Эдриен задушила свое негодующее восклицание дрожащей рукой. Складки ее платья зашелестели, когда она быстро отступила в сторону.
— Потом я притуплю ее когти.
Мелкие камешки усыпали пол почти на целый ярд. Она отступила назад, прихватив свои юбки, чтобы они были неподвижны.
— Я прикреплю путы и изящные колокольчики к ее лодыжкам, чтобы я мог знать о каждом ее движении, потому что я тоже нахожусь в темноте.
Она издала затрудненный вздох — почти задохнулась — и затем обругала себя за ошибку, зная, что он проследит ее путь по ее предательскому вздоху. Она знала, что его стратегия заключалась в том, чтобы продолжать говорить до тех пор пока он не спровоцирует ее на то, чтобы выдать себя. И что потом? Она могла только догадываться. Станет ли Хок заниматься с ней любовью здесь и теперь в темноте башни? Дрожь пробежала по ее телу, и она не была уверена, было ли это от страха. Она вовсе не была в этом уверена.
— Затем — ремешок, чтобы привязать ее к ее шесту, до тех пор, пока мне не нужно будет больше привязывать ее. До тех пор, пока она не станет привязана своей собственной свободной волей. И самая лучшая часть — длинный, медленный процесс, в течение которого она привяжется ко мне. Я буду петь ей, одну и ту же сладкую песню, до тех пор, пока она не привыкнет к звуку моего и только моего голоса…
И его богатый, напоминающий ириски, голос начал тот же хриплый напев колыбельной, от которого таяла ее воля.

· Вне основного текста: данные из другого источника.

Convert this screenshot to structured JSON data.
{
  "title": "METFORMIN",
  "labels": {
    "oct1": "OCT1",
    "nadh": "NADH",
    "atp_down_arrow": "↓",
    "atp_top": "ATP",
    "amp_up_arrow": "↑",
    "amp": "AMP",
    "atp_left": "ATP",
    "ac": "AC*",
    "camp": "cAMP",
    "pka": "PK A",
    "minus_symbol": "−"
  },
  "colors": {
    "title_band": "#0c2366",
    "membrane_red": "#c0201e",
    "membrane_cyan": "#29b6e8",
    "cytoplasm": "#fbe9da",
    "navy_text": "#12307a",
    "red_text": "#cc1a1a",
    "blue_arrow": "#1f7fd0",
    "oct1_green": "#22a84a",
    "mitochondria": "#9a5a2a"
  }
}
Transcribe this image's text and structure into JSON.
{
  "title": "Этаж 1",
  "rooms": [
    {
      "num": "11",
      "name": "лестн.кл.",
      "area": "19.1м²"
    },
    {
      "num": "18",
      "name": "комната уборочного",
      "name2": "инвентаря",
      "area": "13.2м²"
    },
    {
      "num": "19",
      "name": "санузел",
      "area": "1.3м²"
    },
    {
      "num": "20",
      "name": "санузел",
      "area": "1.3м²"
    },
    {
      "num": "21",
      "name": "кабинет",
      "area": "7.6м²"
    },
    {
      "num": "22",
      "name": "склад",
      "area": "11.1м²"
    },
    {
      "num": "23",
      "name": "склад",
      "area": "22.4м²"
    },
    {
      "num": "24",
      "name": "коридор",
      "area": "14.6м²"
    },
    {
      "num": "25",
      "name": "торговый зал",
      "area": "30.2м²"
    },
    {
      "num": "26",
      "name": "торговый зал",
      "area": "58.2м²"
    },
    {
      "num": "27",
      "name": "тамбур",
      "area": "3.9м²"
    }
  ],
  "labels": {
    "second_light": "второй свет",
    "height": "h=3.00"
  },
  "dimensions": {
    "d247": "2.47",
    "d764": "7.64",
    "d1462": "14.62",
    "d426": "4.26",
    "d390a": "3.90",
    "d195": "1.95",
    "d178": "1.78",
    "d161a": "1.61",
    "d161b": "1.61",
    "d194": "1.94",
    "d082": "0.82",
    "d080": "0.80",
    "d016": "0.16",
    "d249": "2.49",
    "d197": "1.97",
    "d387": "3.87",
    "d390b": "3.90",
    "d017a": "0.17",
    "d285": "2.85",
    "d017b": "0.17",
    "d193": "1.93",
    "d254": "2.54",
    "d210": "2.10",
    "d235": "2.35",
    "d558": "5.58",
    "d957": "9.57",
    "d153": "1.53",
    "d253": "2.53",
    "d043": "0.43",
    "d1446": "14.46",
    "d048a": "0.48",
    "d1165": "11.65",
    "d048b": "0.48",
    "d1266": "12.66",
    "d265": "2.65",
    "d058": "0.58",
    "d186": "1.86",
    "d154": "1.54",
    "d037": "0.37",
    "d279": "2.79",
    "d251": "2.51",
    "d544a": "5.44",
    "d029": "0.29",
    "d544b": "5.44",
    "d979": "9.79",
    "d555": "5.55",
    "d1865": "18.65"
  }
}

Эдриен медленно отступила назад; она практически почувствовала колебания воздуха, когда он прошел рядом с ней, почти в дюймах от нее. Где же эта стена?
Она почти закричала, когда он нашел ее в темноте, и некоторое время сопротивлялась его железной хватке. Его дыхание овевало ее лицо, и она сопротивлялась его объятиям.
— Спокойно, мой сладкий сокол. Я не причиню тебе вреда. Никогда, — хрипло прошептал он.
Эдриен чувствовала обжигающий жар его бедер через тонкое шелковое платье. Она была окутана опьяняющим запахом мускуса и мужчины.
«Ох, красивый мужчина, почему я не смогла встретиться с тобой до того, как моя последняя иллюзия была разрушена?» — сокрушалась она. Она сражалась с его руками, обнимавшими ее, баюкавшими ее.
— Отпусти меня!
Хок проигнорировал ее протесты, притянув ее ближе в стальных объятиях.
— Да, я просто должен ослепить тебя. Или, возможно, мне придется связать тебе руки и зарыть тебе глаза шелком, и положить тебя на мою постель, раздеть догола и оставить тебя открытой только одним ощущениям, до тех пор, пока ты не привыкнешь к моим прикосновениям. Укротит ли это тебя, мой сладкий сокол? Сможешь ли ты полюбить мои прикосновения? Жаждать его, как я жажду тебя?
Эдриен судорожно сглотнула.
— За соколом нужно ухаживать с непрестанной и суровой любовью. Когда ты забираешь у него свет, ослепляешь его, он учится ощущать другими органами чувств. Чувствами, которые не лгут. Сокол — мудрое создание, он верит только в то, что он чувствует, что он может держать в своих когтях или клюве. Трогать, обонять, слышать. Когда ему медленно возвращают его зрение и свободу, он привязывается к руке, которая делает это для него. Если он не в состоянии доверять своему хозяину, и не демонстрирует ему абсолютную преданность в конце своего обучения — он будет пытаться сбежать при каждой возможности. — Он остановился, его губы задохнулись рядом с ее. — Ни один из моих соколов ни взлетел с моей руки, чтобы потом не вернуться, — предупредил он.
— Я не глупая птица…
— Нет, не глупая, но прекраснейшая. Сокол — единственная среди птиц, которая может соревноваться с ястребом в высоте полета, скорости и аккуратности. Не говоря уже о силе своего сердца.